# Started mature LGD needed in NW Colorado



## Goatress (Feb 4, 2011)

I am posting this for a friend. She needs a broke, perhaps year old, working LGD to guard her sheep. She can't afford a lot price wise. 

She has a full brother to my two Spanish Mastiff girls, an imported 8 mo old Spanish Mastiff male (175 pds) that I brought over for her from CZ. Well today two mutt dogs from neighbors, about 80 pds each, dug under her fence and got and killed her ewe who was in labor. She ran out there and beat them off with a two by four and the neighbor thank God was there, got his gun, came out and shot them both dead. Her poor SM pup was lacerated badly in his scrotum area and belly.
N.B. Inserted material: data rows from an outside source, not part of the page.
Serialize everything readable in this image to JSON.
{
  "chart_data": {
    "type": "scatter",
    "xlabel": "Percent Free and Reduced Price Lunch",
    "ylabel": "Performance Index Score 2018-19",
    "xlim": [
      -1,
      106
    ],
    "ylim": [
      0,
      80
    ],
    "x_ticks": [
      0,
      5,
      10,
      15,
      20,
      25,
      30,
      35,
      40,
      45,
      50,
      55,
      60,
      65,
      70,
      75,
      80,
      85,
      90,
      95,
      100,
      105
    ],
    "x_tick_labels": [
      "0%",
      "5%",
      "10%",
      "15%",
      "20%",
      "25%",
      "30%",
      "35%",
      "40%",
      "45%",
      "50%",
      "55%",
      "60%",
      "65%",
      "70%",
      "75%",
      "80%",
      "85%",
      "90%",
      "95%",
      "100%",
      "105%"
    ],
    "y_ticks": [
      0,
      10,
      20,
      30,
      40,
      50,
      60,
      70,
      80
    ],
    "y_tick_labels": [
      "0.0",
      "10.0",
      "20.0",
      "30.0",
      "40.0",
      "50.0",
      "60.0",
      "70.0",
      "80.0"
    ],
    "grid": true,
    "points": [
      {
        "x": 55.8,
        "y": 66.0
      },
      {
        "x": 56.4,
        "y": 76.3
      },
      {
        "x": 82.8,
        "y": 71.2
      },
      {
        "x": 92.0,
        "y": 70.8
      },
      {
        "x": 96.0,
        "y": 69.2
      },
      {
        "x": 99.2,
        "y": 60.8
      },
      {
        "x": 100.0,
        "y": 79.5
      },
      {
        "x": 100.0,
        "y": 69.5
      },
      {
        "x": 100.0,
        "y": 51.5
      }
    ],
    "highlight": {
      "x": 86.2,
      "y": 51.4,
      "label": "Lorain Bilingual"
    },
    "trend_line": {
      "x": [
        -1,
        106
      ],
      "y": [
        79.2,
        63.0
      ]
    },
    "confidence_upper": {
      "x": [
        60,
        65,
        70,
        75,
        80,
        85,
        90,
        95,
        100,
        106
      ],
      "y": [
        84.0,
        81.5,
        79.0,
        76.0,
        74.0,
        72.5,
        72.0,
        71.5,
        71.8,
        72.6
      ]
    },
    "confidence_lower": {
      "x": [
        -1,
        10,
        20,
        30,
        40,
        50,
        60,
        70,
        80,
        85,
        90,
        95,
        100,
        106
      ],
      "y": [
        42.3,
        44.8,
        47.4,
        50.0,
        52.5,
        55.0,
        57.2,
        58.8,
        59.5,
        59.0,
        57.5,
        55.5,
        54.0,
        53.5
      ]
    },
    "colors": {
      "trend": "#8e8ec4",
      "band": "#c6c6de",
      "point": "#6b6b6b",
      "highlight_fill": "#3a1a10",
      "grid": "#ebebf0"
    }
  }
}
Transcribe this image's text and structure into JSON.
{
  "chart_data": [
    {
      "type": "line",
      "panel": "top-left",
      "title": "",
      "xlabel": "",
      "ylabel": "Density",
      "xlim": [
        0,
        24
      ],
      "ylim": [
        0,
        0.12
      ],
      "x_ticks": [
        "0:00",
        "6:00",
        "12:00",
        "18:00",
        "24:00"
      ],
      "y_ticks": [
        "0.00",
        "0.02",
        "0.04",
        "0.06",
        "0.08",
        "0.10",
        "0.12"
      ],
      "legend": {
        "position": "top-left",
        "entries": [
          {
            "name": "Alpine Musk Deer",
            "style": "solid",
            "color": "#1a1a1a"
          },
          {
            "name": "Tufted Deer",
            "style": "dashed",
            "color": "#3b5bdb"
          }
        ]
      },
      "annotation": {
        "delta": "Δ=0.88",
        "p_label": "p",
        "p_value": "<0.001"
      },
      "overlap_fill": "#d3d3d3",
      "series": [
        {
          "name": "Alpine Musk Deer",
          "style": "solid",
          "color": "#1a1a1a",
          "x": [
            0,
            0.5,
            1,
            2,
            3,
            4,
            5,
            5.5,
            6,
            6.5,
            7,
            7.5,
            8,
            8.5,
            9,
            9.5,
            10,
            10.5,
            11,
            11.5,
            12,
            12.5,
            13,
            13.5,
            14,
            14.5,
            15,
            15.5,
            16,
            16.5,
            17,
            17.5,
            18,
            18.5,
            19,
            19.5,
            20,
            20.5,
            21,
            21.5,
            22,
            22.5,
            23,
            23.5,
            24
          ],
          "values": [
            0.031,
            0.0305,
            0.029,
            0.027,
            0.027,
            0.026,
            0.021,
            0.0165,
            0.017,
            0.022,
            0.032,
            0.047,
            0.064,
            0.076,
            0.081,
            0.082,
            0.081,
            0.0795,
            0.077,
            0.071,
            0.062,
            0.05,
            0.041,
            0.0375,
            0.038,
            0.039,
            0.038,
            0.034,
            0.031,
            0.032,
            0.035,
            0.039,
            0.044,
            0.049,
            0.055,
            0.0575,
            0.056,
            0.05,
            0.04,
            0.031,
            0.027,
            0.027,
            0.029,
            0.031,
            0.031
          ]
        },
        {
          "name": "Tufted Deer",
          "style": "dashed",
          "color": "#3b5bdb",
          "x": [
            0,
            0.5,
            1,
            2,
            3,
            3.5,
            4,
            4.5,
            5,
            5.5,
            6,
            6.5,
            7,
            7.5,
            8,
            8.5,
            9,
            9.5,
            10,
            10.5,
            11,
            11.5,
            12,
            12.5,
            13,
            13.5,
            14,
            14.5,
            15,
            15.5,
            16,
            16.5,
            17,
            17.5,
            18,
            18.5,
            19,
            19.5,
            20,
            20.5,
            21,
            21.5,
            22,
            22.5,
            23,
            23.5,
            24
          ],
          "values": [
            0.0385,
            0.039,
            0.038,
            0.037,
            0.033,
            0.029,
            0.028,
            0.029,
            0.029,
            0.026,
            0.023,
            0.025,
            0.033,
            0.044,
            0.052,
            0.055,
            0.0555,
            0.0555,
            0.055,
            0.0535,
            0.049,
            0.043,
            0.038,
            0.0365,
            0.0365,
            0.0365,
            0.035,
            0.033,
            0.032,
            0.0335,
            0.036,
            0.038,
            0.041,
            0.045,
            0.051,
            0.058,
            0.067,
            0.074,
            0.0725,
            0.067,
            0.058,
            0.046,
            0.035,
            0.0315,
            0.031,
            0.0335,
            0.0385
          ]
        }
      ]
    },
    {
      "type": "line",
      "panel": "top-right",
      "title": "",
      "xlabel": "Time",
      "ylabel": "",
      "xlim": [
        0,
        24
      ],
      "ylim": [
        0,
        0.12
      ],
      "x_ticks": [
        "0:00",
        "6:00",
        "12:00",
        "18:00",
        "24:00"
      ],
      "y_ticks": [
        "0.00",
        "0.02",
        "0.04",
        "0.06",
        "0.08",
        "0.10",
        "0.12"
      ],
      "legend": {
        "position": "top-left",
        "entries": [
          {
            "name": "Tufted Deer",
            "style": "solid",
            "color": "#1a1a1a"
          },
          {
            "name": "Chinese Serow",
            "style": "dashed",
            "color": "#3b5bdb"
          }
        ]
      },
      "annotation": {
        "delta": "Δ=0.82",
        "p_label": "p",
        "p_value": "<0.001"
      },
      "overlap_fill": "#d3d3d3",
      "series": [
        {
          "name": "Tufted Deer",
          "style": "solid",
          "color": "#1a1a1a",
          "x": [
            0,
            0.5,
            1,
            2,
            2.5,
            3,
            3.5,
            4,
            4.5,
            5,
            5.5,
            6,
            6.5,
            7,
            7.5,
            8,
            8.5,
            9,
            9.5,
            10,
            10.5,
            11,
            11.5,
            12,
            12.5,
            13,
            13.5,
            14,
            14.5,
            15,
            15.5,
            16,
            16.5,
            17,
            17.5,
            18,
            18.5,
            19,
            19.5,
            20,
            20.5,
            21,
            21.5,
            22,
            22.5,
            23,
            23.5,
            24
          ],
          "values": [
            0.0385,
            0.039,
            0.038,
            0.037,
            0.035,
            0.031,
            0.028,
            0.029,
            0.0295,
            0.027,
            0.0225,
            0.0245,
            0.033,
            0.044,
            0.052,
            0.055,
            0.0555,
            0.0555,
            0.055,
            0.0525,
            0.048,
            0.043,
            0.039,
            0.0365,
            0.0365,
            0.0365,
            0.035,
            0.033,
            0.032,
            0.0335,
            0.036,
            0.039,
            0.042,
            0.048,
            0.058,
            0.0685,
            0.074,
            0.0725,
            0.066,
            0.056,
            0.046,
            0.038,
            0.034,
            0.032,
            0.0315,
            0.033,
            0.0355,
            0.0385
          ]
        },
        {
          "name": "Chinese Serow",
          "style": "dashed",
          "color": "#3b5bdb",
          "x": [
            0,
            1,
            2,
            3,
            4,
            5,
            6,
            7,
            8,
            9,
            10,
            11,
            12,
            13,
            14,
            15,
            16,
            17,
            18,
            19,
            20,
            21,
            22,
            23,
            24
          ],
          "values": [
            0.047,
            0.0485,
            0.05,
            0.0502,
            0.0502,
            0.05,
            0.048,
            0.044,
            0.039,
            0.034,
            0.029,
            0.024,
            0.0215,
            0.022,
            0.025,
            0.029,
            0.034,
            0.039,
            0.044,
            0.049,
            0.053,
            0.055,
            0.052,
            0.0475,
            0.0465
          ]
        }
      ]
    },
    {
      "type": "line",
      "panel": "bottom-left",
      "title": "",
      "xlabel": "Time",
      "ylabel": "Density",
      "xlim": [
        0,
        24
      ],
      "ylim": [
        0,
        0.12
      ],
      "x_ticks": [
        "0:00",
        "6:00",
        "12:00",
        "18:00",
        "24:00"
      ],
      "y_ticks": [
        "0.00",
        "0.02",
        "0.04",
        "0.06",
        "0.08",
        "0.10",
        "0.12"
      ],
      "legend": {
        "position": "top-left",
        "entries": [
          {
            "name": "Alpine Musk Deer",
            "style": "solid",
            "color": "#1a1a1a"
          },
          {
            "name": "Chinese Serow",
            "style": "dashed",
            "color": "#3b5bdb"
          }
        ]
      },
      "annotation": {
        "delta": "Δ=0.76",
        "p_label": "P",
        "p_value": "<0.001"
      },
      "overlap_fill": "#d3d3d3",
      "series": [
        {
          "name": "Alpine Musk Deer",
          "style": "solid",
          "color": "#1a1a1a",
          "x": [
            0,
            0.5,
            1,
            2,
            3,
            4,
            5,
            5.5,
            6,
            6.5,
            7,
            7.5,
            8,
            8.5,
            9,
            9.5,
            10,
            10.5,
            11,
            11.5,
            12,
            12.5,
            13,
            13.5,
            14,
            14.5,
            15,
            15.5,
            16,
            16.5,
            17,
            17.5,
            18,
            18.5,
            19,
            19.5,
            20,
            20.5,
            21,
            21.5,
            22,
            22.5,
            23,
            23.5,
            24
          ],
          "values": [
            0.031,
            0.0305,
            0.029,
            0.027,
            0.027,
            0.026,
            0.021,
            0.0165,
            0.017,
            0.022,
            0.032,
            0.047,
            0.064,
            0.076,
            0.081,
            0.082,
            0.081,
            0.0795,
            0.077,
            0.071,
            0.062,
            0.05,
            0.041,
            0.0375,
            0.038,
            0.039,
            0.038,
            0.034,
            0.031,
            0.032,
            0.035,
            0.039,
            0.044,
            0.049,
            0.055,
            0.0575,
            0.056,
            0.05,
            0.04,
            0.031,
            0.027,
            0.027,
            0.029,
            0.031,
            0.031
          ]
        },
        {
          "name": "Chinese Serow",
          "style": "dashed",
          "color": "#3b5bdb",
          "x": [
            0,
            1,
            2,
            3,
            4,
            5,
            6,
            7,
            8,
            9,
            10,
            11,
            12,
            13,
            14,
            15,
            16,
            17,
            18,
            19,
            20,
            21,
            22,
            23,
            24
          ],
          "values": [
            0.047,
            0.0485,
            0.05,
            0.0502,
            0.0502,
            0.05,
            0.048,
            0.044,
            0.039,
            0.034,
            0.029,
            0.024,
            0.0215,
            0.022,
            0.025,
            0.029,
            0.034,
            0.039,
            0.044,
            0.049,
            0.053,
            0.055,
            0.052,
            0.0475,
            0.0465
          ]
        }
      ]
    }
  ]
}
He's home now with many stitches and on morphine....but he'll make it. The neighbor was amazingly apologetic, he not only shot his dogs...he paid the vet bill and his wife drove her and her dog to the vet. Talk about a rarity! He was just sick over it.

Anyhow, her SM pup will take time to heal and meanwhile he needs major back up help to protect these sheep. She told me he tore into those dogs like a hellion but was overwhelmed....(another arguement for running more than one LGD folks...). Even tho he outweighed them they were mature and quicker and knew what to do to take him down and they did it.

She did not specify a breed tho I think she'd prefer shorter hair (Akbash? Anatolian?). And it better be aggressive from the sounds of it....

If you give me your E-mail I'll forward all possible to her. She's up there not too far from Wyoming border.

Thanks in advance folks.

PS GOOD NEWS IS...ewe had FIVE lambs....one buck - who died...four girls...who all lived!!! So there was a happy ending to this.


----------



## horsepoor21 (Mar 14, 2007)

Ed Bernell said he has a male Kangal for sale ?? I did not ask how much though .


----------



## Olivia67 (Mar 6, 2008)

Also look at Hoobly and Best Farm Buys, I'm sure others here could give you some other websites that have LGD's for sale too. Ebay has a classified section now too, so does Petfinder. Good luck-we just brought home our first LGD puppy and he is worth is weight in gold already.


----------